Potential risks of using our model

If there is a caveat to our model results, we believe that our model is not quite capable of over-predicting (which is something that we wanted). The organisation using this model should notify the respective healthcare professions about this trend at their discretion, and perhaps ask them to anticipate more cases. Further, the prediction of the peak dengue values in the test set was actually lower than the actual dengue values. As such, we cannot be certain if our model will be able to accurately predict dengue levels in the event of a very extreme outbreak.

Conclusion and Review

Overall, we think we did pretty well, and it was not easy at all to hit the sweet spot of having a low test score, an acceptable prediction pattern and an acceptable lag pattern.

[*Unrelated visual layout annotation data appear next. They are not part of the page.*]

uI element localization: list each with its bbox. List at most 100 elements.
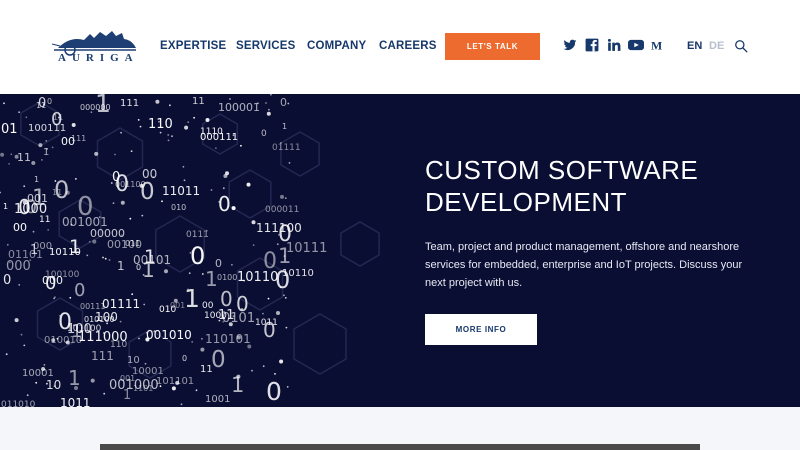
particle-dot (167, 139, 170, 142)
particle-dot (75, 178, 77, 180)
binary-digit: 1 (282, 122, 287, 131)
nav-expertise[interactable]: EXPERTISE (160, 40, 226, 52)
particle-dot (31, 161, 36, 165)
particle-dot (276, 311, 280, 315)
binary-digit: 11 (36, 101, 46, 110)
particle-dot (183, 179, 186, 182)
binary-digit: 011 (125, 239, 140, 248)
particle-dot (251, 369, 253, 372)
particle-dot (6, 243, 9, 246)
binary-digit: 000011 (265, 205, 299, 215)
binary-digit: 00000 (90, 227, 125, 240)
binary-digit: 0 (280, 96, 287, 109)
nav-services[interactable]: SERVICES (236, 40, 296, 52)
binary-digit: 1 (123, 388, 131, 403)
particle-dot (171, 386, 176, 391)
particle-dot (182, 165, 185, 168)
binary-digit: 0 (47, 97, 52, 106)
binary-digit: 110 (110, 340, 127, 350)
particle-dot (274, 373, 276, 375)
binary-digit: 1 (69, 236, 81, 258)
binary-digit: 1 (34, 175, 39, 184)
particle-dot (90, 378, 95, 383)
brand-name: AURIGA (58, 52, 139, 64)
particle-dot (279, 359, 284, 364)
svg-text:M: M (651, 38, 662, 52)
particle-dot (262, 365, 265, 368)
particle-dot (265, 102, 267, 104)
particle-dot (201, 273, 204, 275)
hero-title: CUSTOM SOFTWARE DEVELOPMENT (425, 154, 755, 218)
more-info-button[interactable]: MORE INFO (425, 314, 537, 345)
particle-dot (240, 144, 242, 147)
particle-dot (5, 353, 8, 356)
binary-digit: 101101 (156, 376, 194, 387)
particle-dot (25, 116, 28, 119)
binary-digit: 1 (231, 373, 244, 397)
lang-de[interactable]: DE (709, 40, 724, 52)
search-icon[interactable] (734, 39, 748, 53)
binary-digit: 0 (211, 347, 226, 373)
binary-digit: 1 (117, 259, 125, 273)
site-header: AURIGA EXPERTISE SERVICES COMPANY CAREER… (0, 0, 800, 94)
particle-dot (155, 99, 160, 104)
twitter-icon[interactable] (563, 38, 577, 52)
particle-dot (88, 240, 91, 243)
binary-digit: 000 (6, 259, 31, 274)
particle-dot (138, 337, 140, 340)
particle-dot (266, 111, 271, 116)
lang-en[interactable]: EN (687, 40, 702, 52)
particle-dot (43, 364, 46, 366)
particle-dot (283, 294, 285, 297)
particle-dot (129, 217, 132, 220)
particle-dot (23, 344, 26, 347)
particle-dot (287, 102, 290, 105)
particle-dot (184, 125, 189, 130)
binary-digit: 1 (144, 246, 156, 268)
particle-dot (201, 337, 203, 340)
particle-dot (0, 191, 2, 194)
linkedin-icon[interactable] (607, 38, 621, 52)
particle-dot (215, 147, 217, 149)
lets-talk-button[interactable]: LET'S TALK (445, 33, 540, 60)
particle-dot (35, 381, 38, 384)
binary-digit: 111 (91, 349, 114, 363)
binary-digit: 0 (190, 242, 205, 270)
binary-digit: 11 (53, 113, 63, 122)
binary-digit: 1 (43, 147, 49, 158)
particle-dot (18, 111, 20, 114)
facebook-icon[interactable] (585, 38, 599, 52)
particle-dot (102, 256, 104, 259)
hexagon-shape (340, 221, 380, 267)
particle-dot (23, 185, 26, 188)
particle-dot (45, 140, 48, 142)
binary-digit: 10 (46, 378, 61, 392)
binary-digit: 1 (71, 321, 82, 342)
binary-digit: 00 (202, 301, 214, 311)
binary-digit: 11 (39, 215, 50, 225)
binary-digit: 01111 (272, 143, 301, 153)
particle-dot (130, 150, 133, 153)
binary-digit: 11 (192, 96, 205, 107)
particle-dot (268, 108, 270, 111)
particle-dot (280, 194, 284, 199)
particle-dot (137, 119, 140, 121)
hero-description: Team, project and product management, of… (425, 241, 743, 289)
particle-dot (112, 202, 115, 204)
particle-dot (108, 259, 111, 261)
youtube-icon[interactable] (628, 38, 644, 52)
particle-dot (10, 153, 13, 156)
particle-dot (252, 244, 255, 247)
particle-dot (267, 297, 270, 300)
particle-dot (143, 303, 146, 306)
particle-dot (114, 153, 116, 156)
particle-dot (104, 257, 107, 260)
medium-icon[interactable]: M (651, 38, 664, 52)
particle-dot (171, 135, 173, 138)
particle-dot (284, 197, 287, 199)
particle-dot (188, 272, 191, 275)
nav-company[interactable]: COMPANY (307, 40, 366, 52)
nav-careers[interactable]: CAREERS (379, 40, 437, 52)
binary-digit: 110101 (205, 332, 251, 346)
binary-digit: 0 (218, 192, 231, 216)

Finding the relevant variables without affecting the all the previous results negatively was tough as well. We attempted to incorporate Google Search trends on ‘dengue’ to observe if it would be a significant predictor variable, but results were mixed. In addition, the correlation and causation between Google search trends and the outbreak itself were not widely studied, thus we decided to forgo that in the end.

We believe that this model can be further improved by tweaking the model components even more, and experimenting with variations of neural network architecture, as well as feeding the training phase more data. Nevertheless, this is the best that we can achieve!